Stein R D, Backman S B, Collier B, Polosa C
Department of Anaesthesia, Royal Victoria Hospital, Montreal, Quebec, Canada.
Can J Anaesth. 1997 Dec;44(12):1286-92. doi: 10.1007/BF03012778.
The bradycardia produced by pyridostigmine and physostigmine in an animal model of acute cardiac denervation was examined according to its relation to cholinesterase inhibition and sensitivity to block by cholinergic receptor antagonists.
Cats were anaesthetised, vagotomised and propranolol-treated. Heart rate was continuously recorded. Erythrocyte cholinesterase activity of arterial blood was measured using a radiometric technique. Nicotinic and muscarinic M1 receptors were blocked with hexamethonium and pirenzepine, respectively. M2 receptors were blocked with gallamine, pancuronium and AFDX-116.
With pyridostigmine and physostigmine the dose-response relationship for the decrease in heart rate (ED50 1.05 +/- 0.25 and 0.198 +/- 0.03 mg.kg-1, respectively) was shifted to the right of that for the inhibition of cholinesterase activity (ED50 0.094 +/- 0.03 and 0.032 +/- 0.01 mg.kg-1, respectively). The decrease in cholinesterase activity reached a plateau at a cumulative dose of 0.56 +/- 0.08 and 0.32 +/- 0.08 mg.kg-1, respectively. In contrast, there did not appear to be a plateau in the bradycardic effect. The bradycardia produced by pyridostigmine and physostigmine was blocked by hexamethonium (ED50 10 +/- 1.3 and 15.3 +/- 2.4 mg.kg-1, respectively), pirenzepine (ED50 68 +/- 16 and 138 +/- 32 micrograms.kg-1, respectively), gallamine (56 +/- 11 and 67 +/- 17 micrograms.kg-1, respectively), pancuronium (32 +/- 10 and 30 +/- 4 micrograms.kg-1, respectively), and AFDX-116 (31 +/- 4 and 28 +/- 4 micrograms.kg-1, respectively).

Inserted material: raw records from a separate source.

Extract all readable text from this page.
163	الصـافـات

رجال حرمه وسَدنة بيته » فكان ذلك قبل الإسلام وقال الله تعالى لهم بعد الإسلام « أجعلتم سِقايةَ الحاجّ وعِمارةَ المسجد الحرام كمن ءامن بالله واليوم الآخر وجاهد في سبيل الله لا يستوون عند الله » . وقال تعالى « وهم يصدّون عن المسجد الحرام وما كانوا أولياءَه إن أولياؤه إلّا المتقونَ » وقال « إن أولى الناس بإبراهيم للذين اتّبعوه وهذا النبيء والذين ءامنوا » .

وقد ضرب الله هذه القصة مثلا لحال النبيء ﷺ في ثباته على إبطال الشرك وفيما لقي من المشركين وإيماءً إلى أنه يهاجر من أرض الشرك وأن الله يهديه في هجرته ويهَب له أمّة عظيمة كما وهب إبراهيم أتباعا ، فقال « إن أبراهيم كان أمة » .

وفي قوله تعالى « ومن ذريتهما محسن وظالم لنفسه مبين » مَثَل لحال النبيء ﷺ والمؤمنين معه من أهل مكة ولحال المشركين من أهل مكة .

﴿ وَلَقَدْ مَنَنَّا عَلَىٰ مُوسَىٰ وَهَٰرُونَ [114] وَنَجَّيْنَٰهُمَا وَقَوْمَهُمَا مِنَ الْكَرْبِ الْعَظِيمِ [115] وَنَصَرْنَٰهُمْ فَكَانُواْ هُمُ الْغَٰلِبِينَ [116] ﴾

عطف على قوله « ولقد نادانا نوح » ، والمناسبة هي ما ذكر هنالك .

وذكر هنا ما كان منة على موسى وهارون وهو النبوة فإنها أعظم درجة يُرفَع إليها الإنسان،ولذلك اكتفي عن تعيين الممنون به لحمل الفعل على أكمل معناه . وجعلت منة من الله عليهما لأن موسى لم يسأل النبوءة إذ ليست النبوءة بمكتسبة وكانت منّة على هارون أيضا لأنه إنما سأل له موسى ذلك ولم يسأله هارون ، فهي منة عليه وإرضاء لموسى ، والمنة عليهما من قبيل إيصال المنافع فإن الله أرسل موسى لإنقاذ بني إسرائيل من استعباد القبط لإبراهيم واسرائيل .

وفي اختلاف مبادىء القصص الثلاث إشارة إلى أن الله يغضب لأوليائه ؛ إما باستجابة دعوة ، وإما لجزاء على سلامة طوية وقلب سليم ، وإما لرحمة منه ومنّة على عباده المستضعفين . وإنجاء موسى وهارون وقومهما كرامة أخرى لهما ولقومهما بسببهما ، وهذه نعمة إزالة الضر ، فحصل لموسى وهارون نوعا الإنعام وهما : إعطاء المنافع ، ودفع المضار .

The bradycardia produced by reversible anticholinesterase drugs containing a carbamyl group is not clearly related to the degree of cholinesterase activity, and has a low sensitivity to nicotinic and muscarinic M1 and a high sensitivity to muscarinic M2 receptor antagonists.

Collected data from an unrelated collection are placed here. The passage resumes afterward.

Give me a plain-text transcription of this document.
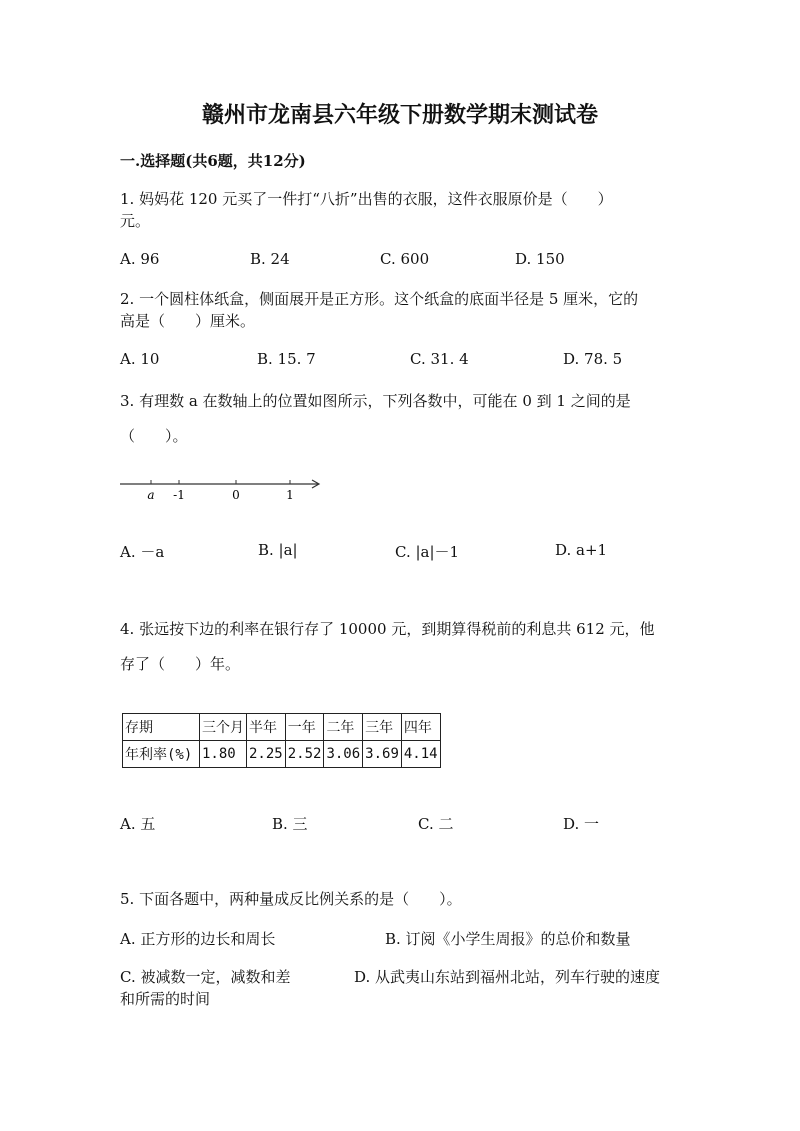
赣州市龙南县六年级下册数学期末测试卷
一.选择题(共6题，共12分)
1. 妈妈花 120 元买了一件打“八折”出售的衣服，这件衣服原价是（　　）
元。
A. 96	B. 24	C. 600	D. 150
2. 一个圆柱体纸盒，侧面展开是正方形。这个纸盒的底面半径是 5 厘米，它的
高是（　　）厘米。
A. 10	B. 15. 7	C. 31. 4	D. 78. 5
3. 有理数 a 在数轴上的位置如图所示，下列各数中，可能在 0 到 1 之间的是
（　　）。
a -1	0	1
A. －a	B. |a|	C. |a|－1	D. a+1
4. 张远按下边的利率在银行存了 10000 元，到期算得税前的利息共 612 元，他
存了（　　）年。
存期	三个月	半年	一年	二年	三年	四年
年利率(%)	1.80	2.25	2.52	3.06	3.69	4.14
A. 五	B. 三	C. 二	D. 一
5. 下面各题中，两种量成反比例关系的是（　　）。
A. 正方形的边长和周长	B. 订阅《小学生周报》的总价和数量
C. 被减数一定，减数和差	D. 从武夷山东站到福州北站，列车行驶的速度
和所需的时间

根据吡啶斯的明和毒扁豆碱与胆碱酯酶抑制作用的关系以及对胆碱能受体拮抗剂阻断作用的敏感性,研究它们在急性心脏去神经支配动物模型中所产生的心动过缓。
对猫进行麻醉、切断迷走神经并给予普萘洛尔治疗。持续记录心率。采用放射测量技术测定动脉血红细胞胆碱酯酶活性。分别用六甲铵和哌仑西平阻断烟碱样受体和毒蕈碱样M1受体。用加拉明、泮库溴铵和AFDX - 116阻断M2受体。

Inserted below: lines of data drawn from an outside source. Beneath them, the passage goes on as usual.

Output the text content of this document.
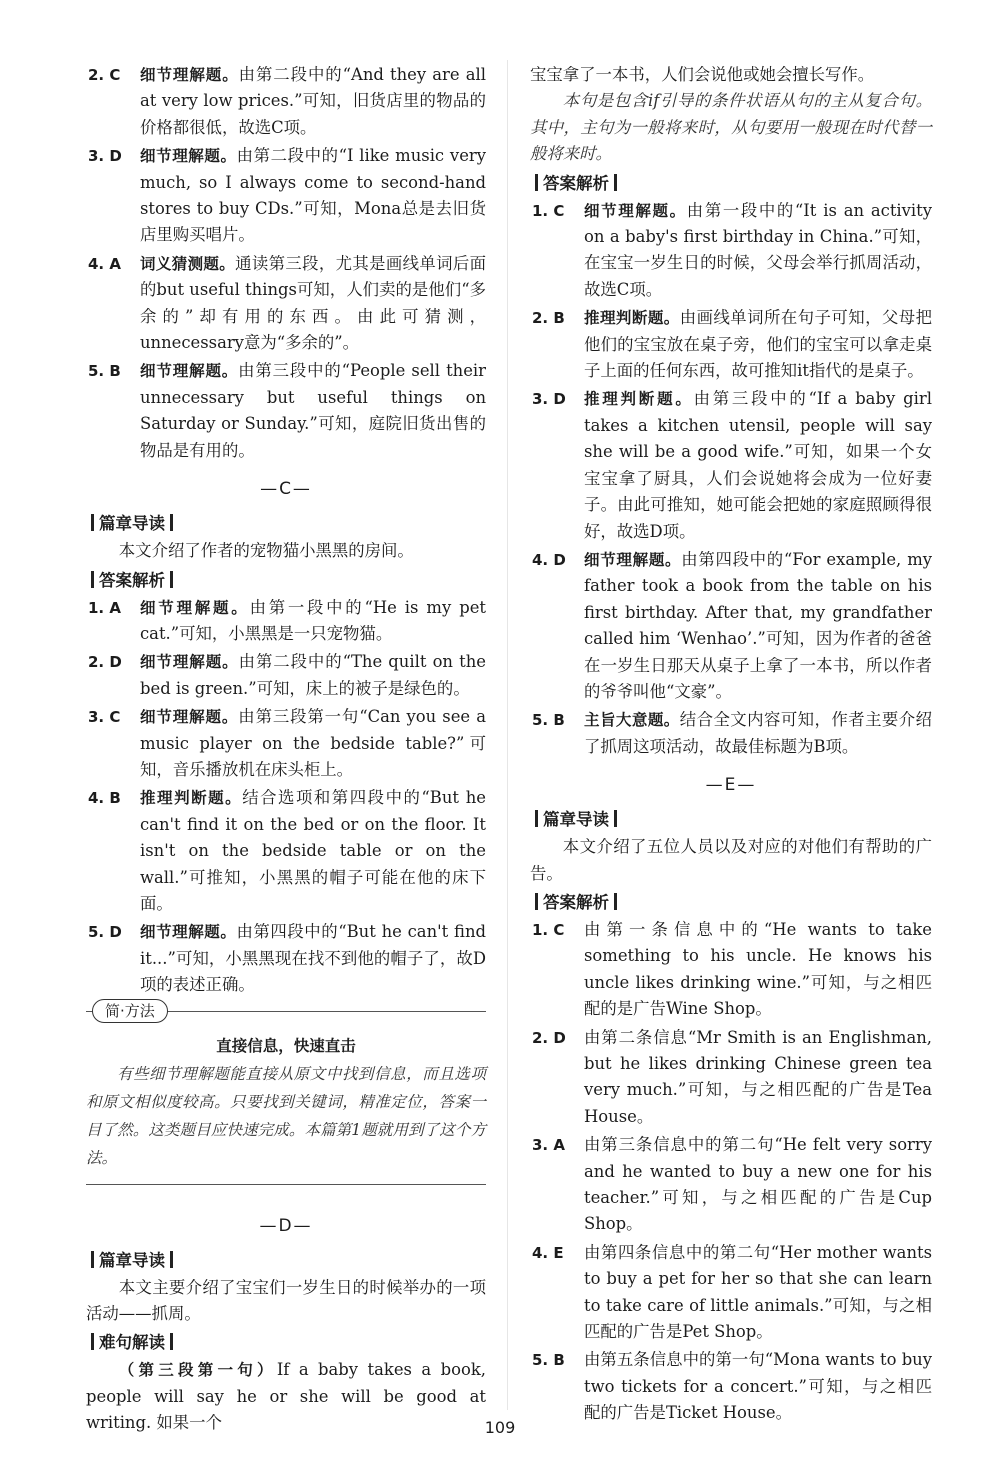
2. C 细节理解题。由第二段中的“And they are all at very low prices.”可知，旧货店里的物品的价格都很低，故选C项。
3. D 细节理解题。由第二段中的“I like music very much, so I always come to second-hand stores to buy CDs.”可知，Mona总是去旧货店里购买唱片。
4. A 词义猜测题。通读第三段，尤其是画线单词后面的but useful things可知，人们卖的是他们“多余的”却有用的东西。由此可猜测，unnecessary意为“多余的”。
5. B 细节理解题。由第三段中的“People sell their unnecessary but useful things on Saturday or Sunday.”可知，庭院旧货出售的物品是有用的。
—C—
篇章导读
本文介绍了作者的宠物猫小黑黑的房间。
答案解析
1. A 细节理解题。由第一段中的“He is my pet cat.”可知，小黑黑是一只宠物猫。
2. D 细节理解题。由第二段中的“The quilt on the bed is green.”可知，床上的被子是绿色的。
3. C 细节理解题。由第三段第一句“Can you see a music player on the bedside table?”可知，音乐播放机在床头柜上。
4. B 推理判断题。结合选项和第四段中的“But he can't find it on the bed or on the floor. It isn't on the bedside table or on the wall.”可推知，小黑黑的帽子可能在他的床下面。
5. D 细节理解题。由第四段中的“But he can't find it...”可知，小黑黑现在找不到他的帽子了，故D项的表述正确。
简·方法
直接信息，快速直击
有些细节理解题能直接从原文中找到信息，而且选项和原文相似度较高。只要找到关键词，精准定位，答案一目了然。这类题目应快速完成。本篇第1题就用到了这个方法。
—D—
篇章导读
本文主要介绍了宝宝们一岁生日的时候举办的一项活动——抓周。
难句解读
（第三段第一句）If a baby takes a book, people will say he or she will be good at writing. 如果一个
宝宝拿了一本书，人们会说他或她会擅长写作。
本句是包含if引导的条件状语从句的主从复合句。其中，主句为一般将来时，从句要用一般现在时代替一般将来时。
答案解析
1. C 细节理解题。由第一段中的“It is an activity on a baby's first birthday in China.”可知，在宝宝一岁生日的时候，父母会举行抓周活动，故选C项。
2. B 推理判断题。由画线单词所在句子可知，父母把他们的宝宝放在桌子旁，他们的宝宝可以拿走桌子上面的任何东西，故可推知it指代的是桌子。
3. D 推理判断题。由第三段中的“If a baby girl takes a kitchen utensil, people will say she will be a good wife.”可知，如果一个女宝宝拿了厨具，人们会说她将会成为一位好妻子。由此可推知，她可能会把她的家庭照顾得很好，故选D项。
4. D 细节理解题。由第四段中的“For example, my father took a book from the table on his first birthday. After that, my grandfather called him ‘Wenhao’.”可知，因为作者的爸爸在一岁生日那天从桌子上拿了一本书，所以作者的爷爷叫他“文豪”。
5. B 主旨大意题。结合全文内容可知，作者主要介绍了抓周这项活动，故最佳标题为B项。
—E—
篇章导读
本文介绍了五位人员以及对应的对他们有帮助的广告。
答案解析
1. C 由第一条信息中的“He wants to take something to his uncle. He knows his uncle likes drinking wine.”可知，与之相匹配的是广告Wine Shop。
2. D 由第二条信息“Mr Smith is an Englishman, but he likes drinking Chinese green tea very much.”可知，与之相匹配的广告是Tea House。
3. A 由第三条信息中的第二句“He felt very sorry and he wanted to buy a new one for his teacher.”可知，与之相匹配的广告是Cup Shop。
4. E 由第四条信息中的第二句“Her mother wants to buy a pet for her so that she can learn to take care of little animals.”可知，与之相匹配的广告是Pet Shop。
5. B 由第五条信息中的第一句“Mona wants to buy two tickets for a concert.”可知，与之相匹配的广告是Ticket House。
109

使用吡啶斯的明和毒扁豆碱时,心率降低的剂量 - 反应关系(ED50分别为1.05±0.25和0.198±0.03mg·kg-1)相对于胆碱酯酶活性抑制的剂量 - 反应关系(ED50分别为0.094±0.03和0.032±0.01mg·kg-1)向右偏移。胆碱酯酶活性的降低在累积剂量分别为0.56±0.08和0.32±0.08mg·kg-1时达到平台期。相比之下,心动过缓效应似乎没有平台期。吡啶斯的明和毒扁豆碱所产生的心动过缓被六甲铵(ED50分别为10±1.3和15.3±2.4mg·kg-1)、哌仑西平(ED50分别为68±16和138±32μg·kg-1)、加拉明(分别为56±11和67±17μg·kg-1)、泮库溴铵(分别为32±10和30±4μg·kg-1)以及AFDX - 116(分别为31±4和28±- 4μg·kg-1)阻断。
含氨甲酰基的可逆性抗胆碱酯酶药物所产生的心动过缓与胆碱酯酶活性程度无明显关联,对烟碱样受体和毒蕈碱样M1受体敏感性低,对毒蕈碱样M2受体拮抗剂敏感性高。